There is a large group of people who believe that visualization of what one desires will yield positive results. Of course, asking for more details relating to this bit of magic leads to vague answers that sound like little more than mystical mumbo jumbo. In the land of instant gratification, this is worse.
The problems with visualization self-help methods have been well-documented and thoroughly examined. Quite simply, these visualization exercises don’t stand up to any kind of serious inquiry. They are, however, a gold mine if you write about them or do the standard series of lectures at Red Lions across America. You, as a speaker or writer, tell people what they want to hear. (“Just visualize it, and it will happen.”) The reader or audience member does the exercise (the less one has to work for the goal, the better), and then sits back and waits for results. It’s a win-win situation for the creator of a visualization method whether or not audience members reach their individual goals.
If, by chance, some people do get what they visualized, you will have more followers. If, more likely, there aren’t any results forthcoming, all you have to do is turn it around on the visualizer. “You didn’t want it badly enough. You weren’t focused. Buy my next book, as it will give you the keys to unlock what you desire.” (The Secret is so powerful that it takes several books to teach its basic lessons.) These fictions satisfy a need, which is why they keep selling. It’s not the success rate which pulls in readers. It’s the hope that life’s little problems can be solved by merely wishing them away.

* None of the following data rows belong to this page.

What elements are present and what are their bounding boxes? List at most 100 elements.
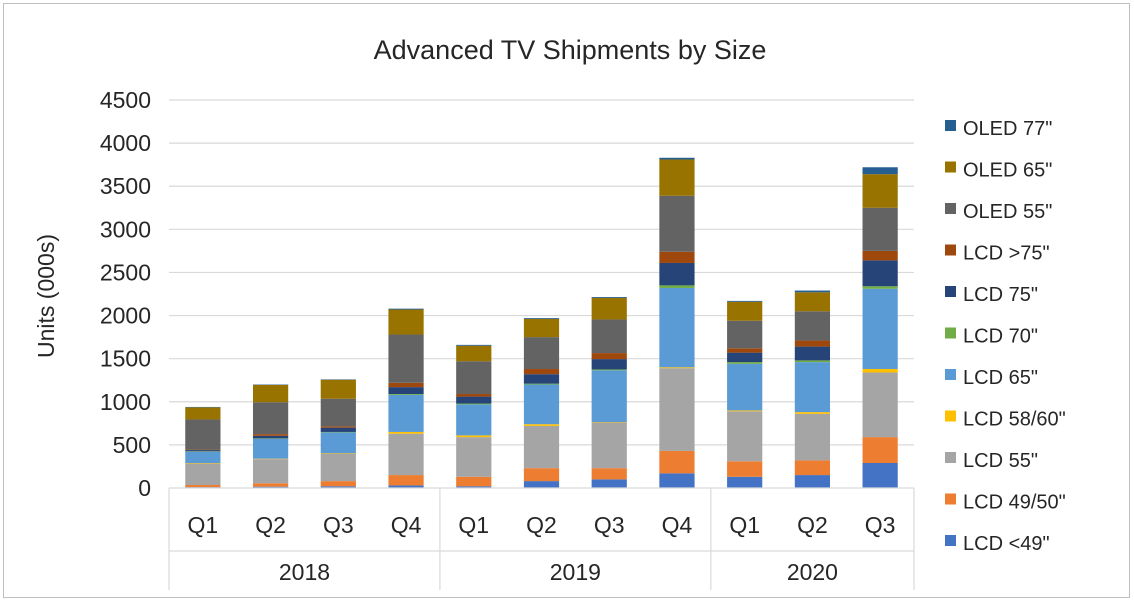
bar-segment (320, 426, 356, 428)
x-axis: Q1 Q2 Q3 Q4 Q1 Q2 Q3 Q4 Q1 Q2 Q3 2018 2019 2020 (168, 487, 915, 590)
bar-segment (591, 359, 627, 370)
legend-label: LCD 55" (963, 450, 1038, 472)
bar-segment (727, 348, 763, 353)
x-tick-label: Q2 (255, 512, 286, 538)
bar-segment (523, 369, 560, 375)
bar-segment (388, 433, 424, 476)
bar-segment (388, 485, 424, 488)
bar-segment (862, 369, 898, 373)
bar-segment (862, 286, 898, 289)
bar-segment (185, 419, 221, 450)
bar-segment (727, 476, 763, 488)
bar-segment (591, 479, 627, 488)
bar-segment (727, 352, 763, 363)
legend-label: OLED 55" (963, 201, 1052, 223)
x-tick-label: Q1 (729, 512, 760, 538)
x-tick-label: Q3 (323, 512, 354, 538)
bar-stacks (185, 157, 898, 488)
bar-segment (862, 167, 898, 175)
bar-segment (456, 394, 492, 397)
legend-swatch (945, 493, 956, 505)
bar-segment (185, 484, 221, 488)
bar-segment (523, 319, 560, 338)
bar-segment (659, 367, 695, 369)
bar-segment (794, 346, 831, 361)
bar-segment (659, 159, 695, 196)
x-tick-label: Q2 (797, 512, 828, 538)
bar-segment (727, 300, 763, 302)
bar-segment (252, 486, 289, 488)
y-tick-label: 4000 (100, 130, 151, 156)
bar-segment (523, 383, 560, 385)
bar-segment (794, 360, 831, 363)
bar-segment (523, 425, 560, 469)
bar-segment (727, 461, 763, 477)
bar-segment (388, 382, 424, 388)
bar-segment (320, 453, 356, 482)
bar-segment (794, 311, 831, 341)
bar-segment (388, 309, 424, 335)
legend-label: LCD >75" (963, 243, 1050, 265)
bar-segment (591, 297, 627, 298)
bar-segment (862, 437, 898, 463)
bar-segment (456, 403, 492, 405)
bar-segment (794, 412, 831, 414)
bar-segment (388, 431, 424, 434)
bar-segment (320, 481, 356, 487)
chart-title: Advanced TV Shipments by Size (374, 35, 767, 65)
bar-segment (185, 463, 221, 485)
x-group-label: 2018 (279, 559, 330, 585)
bar-segment (862, 372, 898, 438)
bar-segment (727, 320, 763, 349)
bar-segment (727, 410, 763, 412)
bar-segment (659, 251, 695, 263)
bar-segment (794, 340, 831, 347)
stacked-bar-chart: Advanced TV Shipments by Size Units (000… (33, 35, 1066, 590)
bar-segment (456, 476, 492, 487)
legend-swatch (945, 161, 956, 173)
x-tick-label: Q3 (594, 512, 625, 538)
legend-swatch (945, 286, 956, 297)
bar-segment (388, 394, 424, 432)
bar-segment (456, 404, 492, 436)
bar-segment (794, 413, 831, 461)
legend-label: OLED 77" (963, 118, 1052, 140)
y-tick-label: 4500 (100, 87, 151, 113)
y-tick-label: 500 (113, 432, 151, 458)
legend-swatch (945, 244, 956, 256)
bar-segment (591, 370, 627, 423)
x-tick-label: Q3 (865, 512, 896, 538)
legend-label: LCD 65" (963, 367, 1038, 389)
bar-segment (659, 368, 695, 451)
bar-segment (456, 345, 492, 362)
bar-segment (456, 435, 492, 438)
bar-segment (862, 260, 898, 287)
y-tick-label: 2500 (100, 259, 151, 285)
x-tick-label: Q1 (458, 512, 489, 538)
bar-segment (659, 473, 695, 488)
y-tick-label: 1000 (100, 389, 151, 415)
bar-segment (523, 468, 560, 482)
x-tick-label: Q1 (188, 512, 219, 538)
legend-swatch (945, 203, 956, 214)
y-tick-label: 1500 (100, 346, 151, 372)
bar-segment (727, 363, 763, 411)
x-group-label: 2020 (787, 559, 838, 585)
bar-segment (252, 402, 289, 435)
bar-segment (862, 462, 898, 488)
legend-swatch (945, 535, 956, 546)
x-tick-label: Q2 (526, 512, 557, 538)
bar-segment (388, 334, 424, 383)
gridlines (169, 99, 914, 446)
y-tick-label: 3000 (100, 216, 151, 242)
bar-segment (659, 450, 695, 474)
legend-swatch (945, 120, 956, 131)
bar-segment (659, 262, 695, 286)
bar-segment (794, 292, 831, 312)
legend-label: LCD 70" (963, 326, 1038, 348)
y-tick-label: 2000 (100, 303, 151, 329)
bar-segment (591, 369, 627, 371)
bar-segment (185, 407, 221, 420)
bar-segment (659, 285, 695, 288)
bar-segment (252, 434, 289, 436)
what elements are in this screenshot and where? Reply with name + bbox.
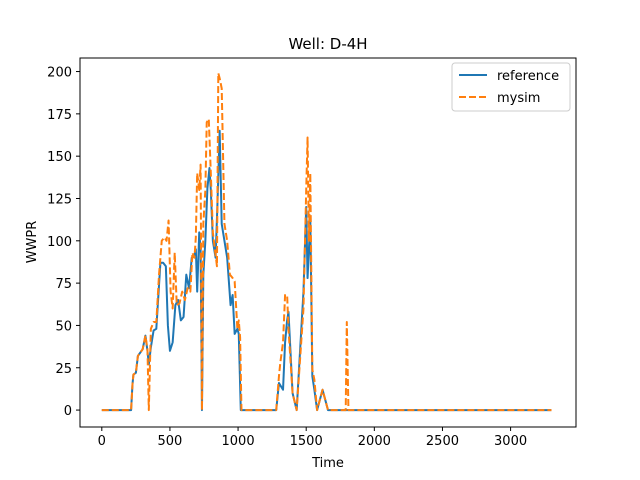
y-axis-label: WWPR — [25, 221, 40, 264]
x-axis: 0 500 1000 1500 2000 2500 3000 — [98, 427, 527, 449]
x-axis-label: Time — [311, 456, 344, 471]
chart-title: Well: D-4H — [288, 35, 367, 53]
y-tick-label: 200 — [47, 66, 72, 81]
y-tick-label: 150 — [47, 150, 72, 165]
x-tick-label: 0 — [98, 434, 106, 449]
legend-label-mysim: mysim — [497, 91, 540, 106]
legend: reference mysim — [451, 62, 571, 112]
y-tick-label: 125 — [47, 192, 72, 207]
x-tick-label: 500 — [158, 434, 183, 449]
y-tick-label: 50 — [55, 319, 72, 334]
plot-frame — [79, 57, 577, 428]
y-tick-label: 75 — [55, 277, 72, 292]
y-tick-label: 100 — [47, 235, 72, 250]
y-axis: 0 25 50 75 100 125 150 175 200 — [47, 66, 80, 419]
x-tick-label: 3000 — [494, 434, 527, 449]
x-tick-label: 1500 — [290, 434, 323, 449]
x-tick-label: 1000 — [222, 434, 255, 449]
y-tick-label: 175 — [47, 108, 72, 123]
y-tick-label: 0 — [64, 404, 72, 419]
y-tick-label: 25 — [55, 362, 72, 377]
series-line-mysim — [101, 72, 552, 412]
x-tick-label: 2500 — [426, 434, 459, 449]
plot-area — [101, 72, 552, 412]
legend-label-reference: reference — [497, 69, 559, 84]
x-tick-label: 2000 — [358, 434, 391, 449]
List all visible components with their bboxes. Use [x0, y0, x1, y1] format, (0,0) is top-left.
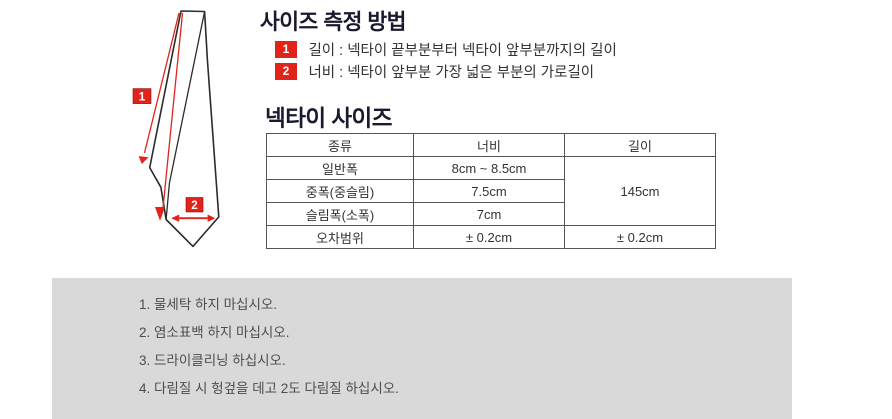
svg-text:2: 2 [191, 200, 197, 212]
svg-text:1: 1 [139, 90, 146, 104]
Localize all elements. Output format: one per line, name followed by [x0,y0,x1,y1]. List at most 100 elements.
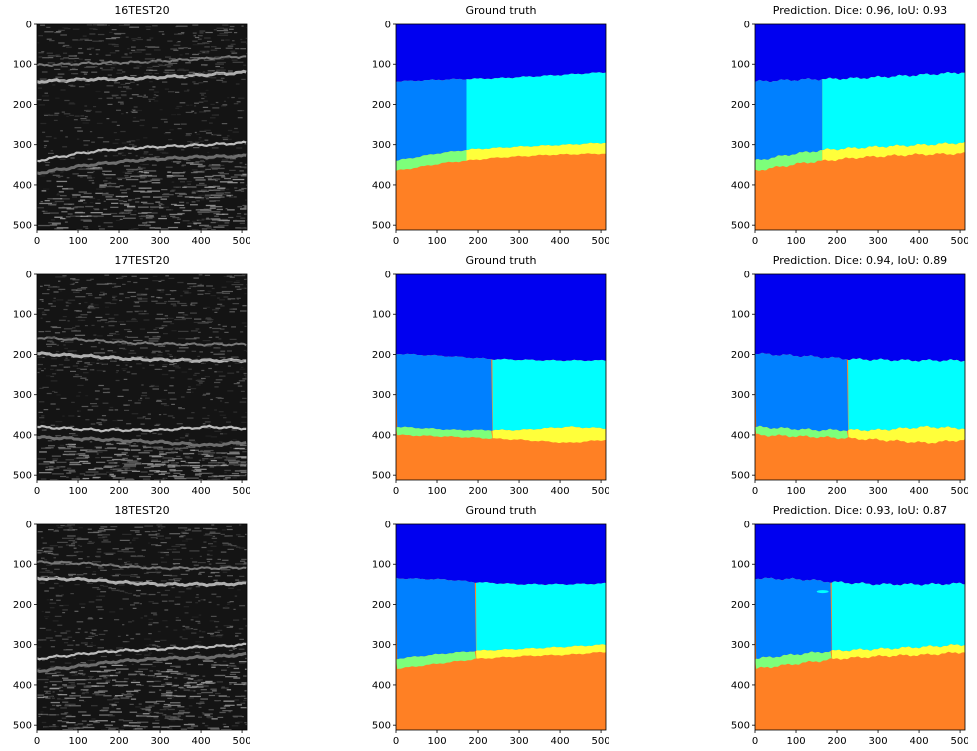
x-tick-label: 200 [827,736,846,747]
panel-title: Ground truth [465,4,537,17]
segmentation-mask [755,274,965,480]
y-tick-label: 500 [13,471,32,482]
x-tick-label: 100 [427,236,446,247]
y-tick-label: 0 [385,271,391,281]
y-tick-label: 0 [26,21,32,31]
x-tick-label: 0 [752,486,758,497]
x-tick-label: 500 [233,736,250,747]
panel-16test20-image: 16TEST20 0 100 200 300 400 500 0 100 200 300 400 50… [0,4,250,247]
region-class1 [396,24,606,82]
x-tick-label: 400 [910,736,929,747]
x-tick-label: 200 [827,486,846,497]
x-tick-label: 300 [151,486,170,497]
x-tick-label: 200 [468,236,487,247]
ultrasound-image [37,524,247,730]
y-tick-label: 100 [372,310,391,321]
x-tick-label: 0 [393,236,399,247]
y-tick-label: 300 [372,640,391,651]
y-tick-label: 100 [372,60,391,71]
x-tick-label: 500 [592,236,609,247]
y-tick-label: 200 [372,350,391,361]
x-tick-label: 0 [393,486,399,497]
segmentation-mask [396,524,606,730]
region-class1 [396,274,606,362]
x-tick-label: 300 [869,486,888,497]
y-tick-label: 400 [13,180,32,191]
y-tick-label: 200 [372,100,391,111]
region-class5 [831,644,965,660]
region-class5 [822,141,965,162]
x-tick-label: 400 [192,736,211,747]
y-tick-label: 300 [731,640,750,651]
y-tick-label: 0 [385,521,391,531]
y-tick-label: 500 [13,721,32,732]
x-tick-label: 0 [393,736,399,747]
region-class5 [848,425,965,444]
x-tick-label: 200 [827,236,846,247]
panel-ground-truth-1: Ground truth 0 100 200 300 400 500 0 100 200 300 4… [359,4,609,247]
x-tick-label: 500 [233,486,250,497]
region-class2 [396,353,493,431]
panel-title: Prediction. Dice: 0.94, IoU: 0.89 [772,254,948,267]
x-tick-label: 400 [551,736,570,747]
y-tick-label: 400 [372,430,391,441]
region-class2 [755,352,849,432]
y-tick-label: 400 [731,680,750,691]
y-tick-label: 100 [731,560,750,571]
y-tick-label: 400 [731,180,750,191]
panel-prediction-3: Prediction. Dice: 0.93, IoU: 0.87 0 100 20… [718,504,968,747]
x-tick-label: 0 [752,236,758,247]
x-tick-label: 100 [68,736,87,747]
y-tick-label: 400 [13,680,32,691]
x-tick-label: 500 [592,736,609,747]
y-tick-label: 400 [372,680,391,691]
region-class4 [755,651,832,669]
y-tick-label: 100 [731,60,750,71]
axes-frame [36,273,248,481]
y-tick-label: 200 [731,350,750,361]
region-class4 [396,150,467,171]
panel-17test20-image: 17TEST20 0 100 200 300 400 500 0 100 200 300 400 50… [0,254,250,497]
x-tick-label: 0 [34,486,40,497]
y-tick-label: 500 [731,221,750,232]
y-tick-label: 200 [731,100,750,111]
y-tick-label: 100 [13,560,32,571]
axes-frame [754,273,966,481]
y-tick-label: 300 [731,390,750,401]
y-tick-label: 500 [731,471,750,482]
y-tick-label: 0 [26,271,32,281]
axes-frame [395,23,607,231]
y-tick-label: 300 [13,390,32,401]
x-tick-label: 300 [151,236,170,247]
panel-ground-truth-2: Ground truth 0 100 200 300 400 500 0 100 200 300 4… [359,254,609,497]
y-tick-label: 500 [13,221,32,232]
region-class3 [822,72,965,151]
axes-frame [395,523,607,731]
x-tick-label: 200 [468,486,487,497]
region-class2 [755,78,823,161]
x-tick-label: 500 [951,236,968,247]
y-tick-label: 300 [372,140,391,151]
y-tick-label: 300 [13,640,32,651]
y-tick-label: 400 [372,180,391,191]
x-tick-label: 300 [510,236,529,247]
region-class4 [755,150,823,171]
y-tick-label: 200 [372,600,391,611]
segmentation-mask [755,524,965,730]
x-tick-label: 400 [192,486,211,497]
panel-18test20-image: 18TEST20 0 100 200 300 400 500 0 100 200 300 400 50… [0,504,250,747]
region-class4 [396,426,493,439]
region-class3 [492,358,606,431]
x-tick-label: 300 [510,486,529,497]
segmentation-mask [396,274,606,480]
x-tick-label: 500 [951,736,968,747]
y-tick-label: 400 [13,430,32,441]
region-class2 [396,78,467,161]
x-tick-label: 400 [551,236,570,247]
region-class4 [396,651,476,669]
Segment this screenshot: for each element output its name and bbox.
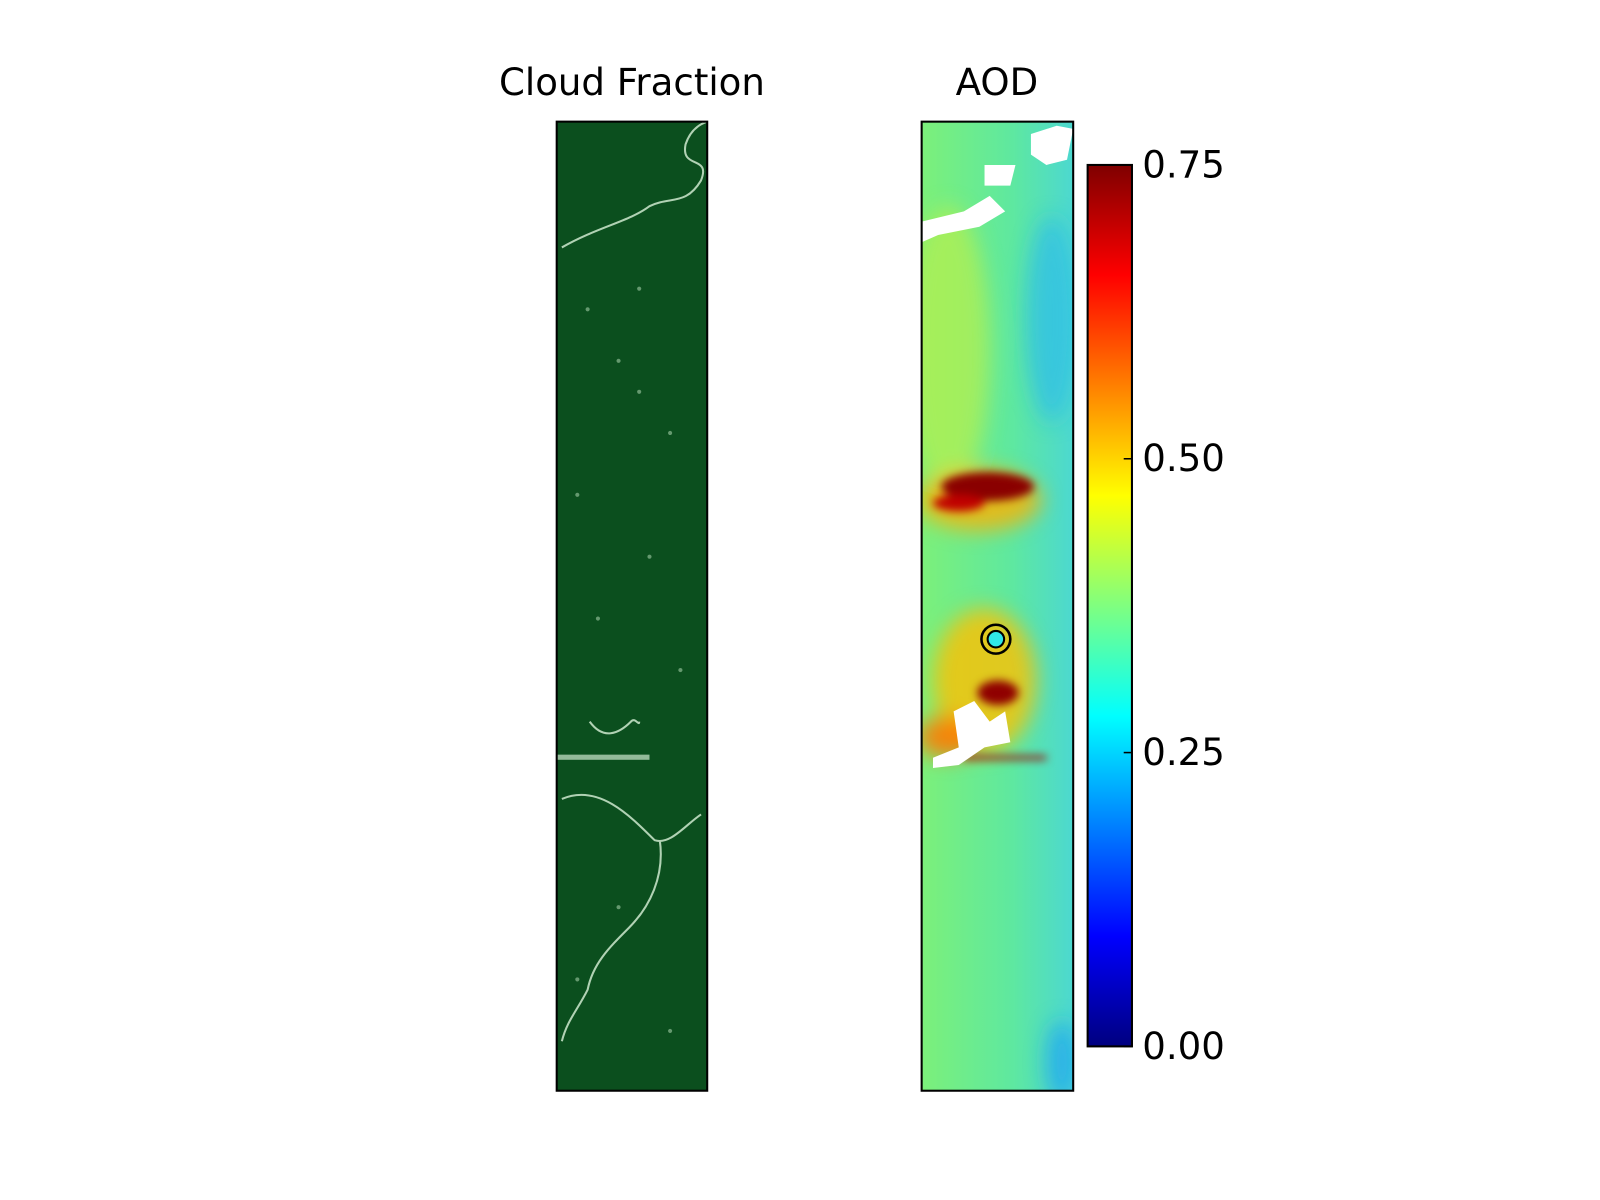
colorbar-tick-label: 0.75 bbox=[1142, 143, 1225, 186]
colorbar-tick-label: 0.25 bbox=[1142, 731, 1225, 774]
site-ring bbox=[980, 623, 1012, 655]
colorbar-tick-label: 0.50 bbox=[1142, 437, 1225, 480]
site-marker bbox=[986, 629, 1006, 649]
colorbar-fill bbox=[1086, 163, 1133, 1048]
panel-frame bbox=[920, 120, 1075, 1092]
panel-title: AOD bbox=[956, 61, 1039, 104]
colorbar: 0.00 0.25 0.50 0.75 bbox=[1086, 143, 1225, 1068]
panel-frame bbox=[555, 120, 709, 1092]
panel-title: Cloud Fraction bbox=[499, 61, 765, 104]
colorbar-tick-label: 0.00 bbox=[1142, 1025, 1225, 1068]
cloud-image bbox=[556, 121, 708, 1091]
aod-image bbox=[921, 121, 1074, 1091]
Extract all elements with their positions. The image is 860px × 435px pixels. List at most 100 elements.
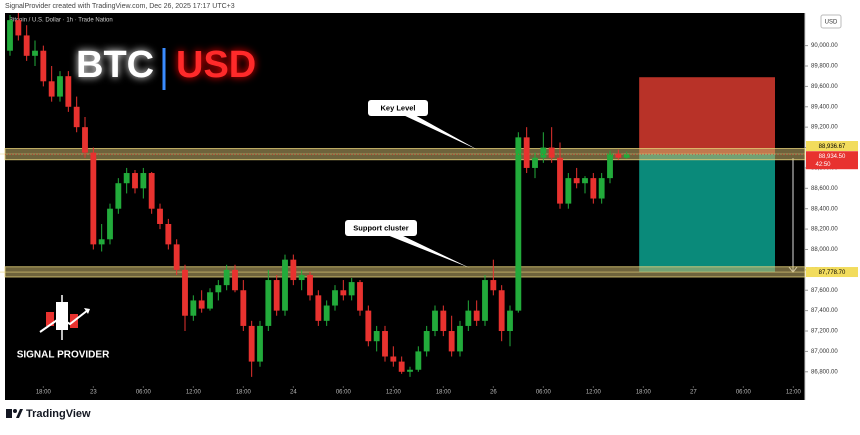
- current-price-label: 88,934.50: [819, 154, 846, 160]
- x-tick-label: 12:00: [386, 390, 402, 396]
- candle-body: [598, 178, 605, 199]
- x-tick-label: 06:00: [336, 390, 352, 396]
- y-tick-label: 87,200.00: [811, 329, 838, 335]
- candle-body: [482, 280, 488, 321]
- header: SignalProvider created with TradingView.…: [5, 3, 235, 10]
- y-tick-label: 88,600.00: [811, 186, 838, 192]
- level-price-label: 87,778.70: [819, 270, 846, 276]
- candle-body: [373, 331, 380, 342]
- candle-body: [207, 292, 213, 309]
- x-tick-label: 06:00: [136, 390, 152, 396]
- candle-body: [557, 157, 563, 204]
- candle-body: [365, 310, 372, 342]
- level-price-box: [806, 267, 858, 278]
- currency: USD: [825, 20, 838, 26]
- chart-layer: 86,800.00 87,000.00 87,200.00 87,400.00 87,6…: [0, 13, 858, 396]
- callout-label: Support cluster: [353, 223, 409, 232]
- y-tick-label: 89,800.00: [811, 64, 838, 70]
- candle-body: [457, 325, 463, 352]
- candle-body: [240, 290, 247, 326]
- candle-body: [307, 274, 313, 296]
- candle-body: [140, 173, 147, 189]
- candle-body: [498, 290, 505, 332]
- candle-body: [565, 178, 572, 204]
- x-tick-label: 18:00: [36, 390, 52, 396]
- candle-body: [623, 154, 630, 158]
- x-tick-label: 23: [90, 390, 97, 396]
- candle-body: [415, 351, 422, 370]
- candle-body: [332, 290, 338, 306]
- x-tick-label: 12:00: [786, 390, 802, 396]
- candle-body: [123, 173, 130, 184]
- candle-body: [465, 310, 472, 326]
- candle-body: [540, 147, 547, 158]
- symbol: Bitcoin / U.S. Dollar · 1h · Trade Natio…: [9, 18, 113, 24]
- y-tick-label: 89,600.00: [811, 84, 838, 90]
- candle-body: [523, 137, 530, 168]
- y-tick-label: 88,000.00: [811, 247, 838, 253]
- candle-body: [357, 282, 363, 311]
- candle-body: [432, 310, 438, 332]
- x-tick-label: 18:00: [436, 390, 452, 396]
- candle-body: [265, 280, 272, 326]
- stop-zone: [639, 77, 775, 155]
- x-tick-label: 18:00: [636, 390, 652, 396]
- candle-body: [290, 259, 297, 281]
- candle-body: [273, 280, 280, 311]
- candle-body: [165, 223, 172, 245]
- y-tick-label: 87,600.00: [811, 288, 838, 294]
- candle-body: [340, 290, 347, 296]
- candle-body: [115, 183, 122, 209]
- candle-body: [398, 361, 405, 372]
- candle-body: [423, 331, 430, 352]
- x-tick-label: 06:00: [536, 390, 552, 396]
- candle-body: [40, 50, 47, 82]
- candle-body: [323, 305, 330, 321]
- candle-body: [157, 208, 163, 224]
- footer: TradingView: [26, 408, 91, 420]
- candle-body: [473, 310, 480, 321]
- candle-body: [490, 280, 497, 291]
- candle-body: [532, 157, 538, 168]
- countdown: 42:50: [815, 162, 831, 168]
- candle-body: [298, 274, 305, 281]
- candle-body: [232, 269, 238, 291]
- y-tick-label: 88,400.00: [811, 206, 838, 212]
- candle-body: [98, 239, 105, 245]
- callout-box: [368, 100, 428, 116]
- candle-body: [315, 295, 322, 321]
- candle-body: [582, 178, 588, 184]
- x-tick-label: 26: [490, 390, 497, 396]
- candle-body: [48, 81, 55, 97]
- candle-body: [382, 331, 388, 357]
- candle-body: [198, 300, 205, 309]
- candle-body: [173, 244, 180, 270]
- footer-logo: [6, 409, 23, 418]
- candle-body: [57, 76, 63, 97]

Starvation. Sex crimes. Herpes. Poverty. War. Death of a loved one. Addiction. If the power of wish worked, wouldn’t this world be a vastly different place? If visualization was science, wouldn’t famine be wiped out?
If all this “positive visualization” movement did was sell books to those frantically looking for simple solutions to complex problems, there would be no harm, no foul. Buyer beware, as they say. But researchers Heather Kappes and Gabriele Oettingen published an article in the Journal of Experimental Social Psychology (a serious publication where statistical data is mandatory and submitted articles are peer reviewed before publication) that points out some of dangers of this movement. Experiments were done which showed that the conjuring of positive fantasies actually causes a person to be less ambitious. Positive visualization, according to the researchers, actually drains the body of the energy needed to get to the desired goal, and tricks the brain into thinking it has actually achieved it. One experiment that caught the attention of Forbes detailed what happened when water-deprived test subjects were told to visualize a glass of icy water. Their brains responded as if they had really drank the water. Interesting in a lab setting. Possibly deadly if one is stranded in the desert. (As an aside, a website about healing cancer naturally proclaims that by keeping about a tablespoon of saliva in your mouth and visualizing yourself without a particular ailment will actually make that ailment go away! If you still can’t see the problems with visualization, you need to stop reading now and check yourself into a mental hospital. Don’t worry, though. While there you can just drool your insanity away.)
If you delve into experiments that actually offer “proof” that visualization works, your investigation will inevitably lead to terms like “psychic powers” and other New Age thinking that has muddied the waters of the self-help genre. Dig deep enough and it all becomes magic. (In fact, just read the reviews of Creative Visualization on Amazon. More than one refers to the book as “magic.”)
There is no real “magic” when it comes to self-improvement. What one needs to do is actually spend time reaching into the deepest and often darkest parts of one’s soul and acknowledging that which you find. You have to look into that abyss Nietzsche wrote about and see what stares back. You have to go places you never thought you would, otherwise you are lying to yourself about yourself. You aren’t working with a complete knowledge of that which drives you. If you don’t understand those things that make you tick, no amount of visualization is going to help.
I know plenty of people who love reading self-help books, especially those in the visualization movement. (I’ve often thought about writing a few under a pen name to help supplement my income, and I still may.) I’ve kept quiet around most of them, as arguing this topic is futile, and I do believe that it can act as a stepping stone to serious introspection in the right person (a rarity). I can’t help but think, however, that if one repurposed all that time spent visualizing that which they think will “fix” them and instead really worked on those things, then it wouldn’t be too long before real results would appear. To get there, though, one must know themselves inside and out … not just let a false sense of self manifest an unexamined goal and hope for the best.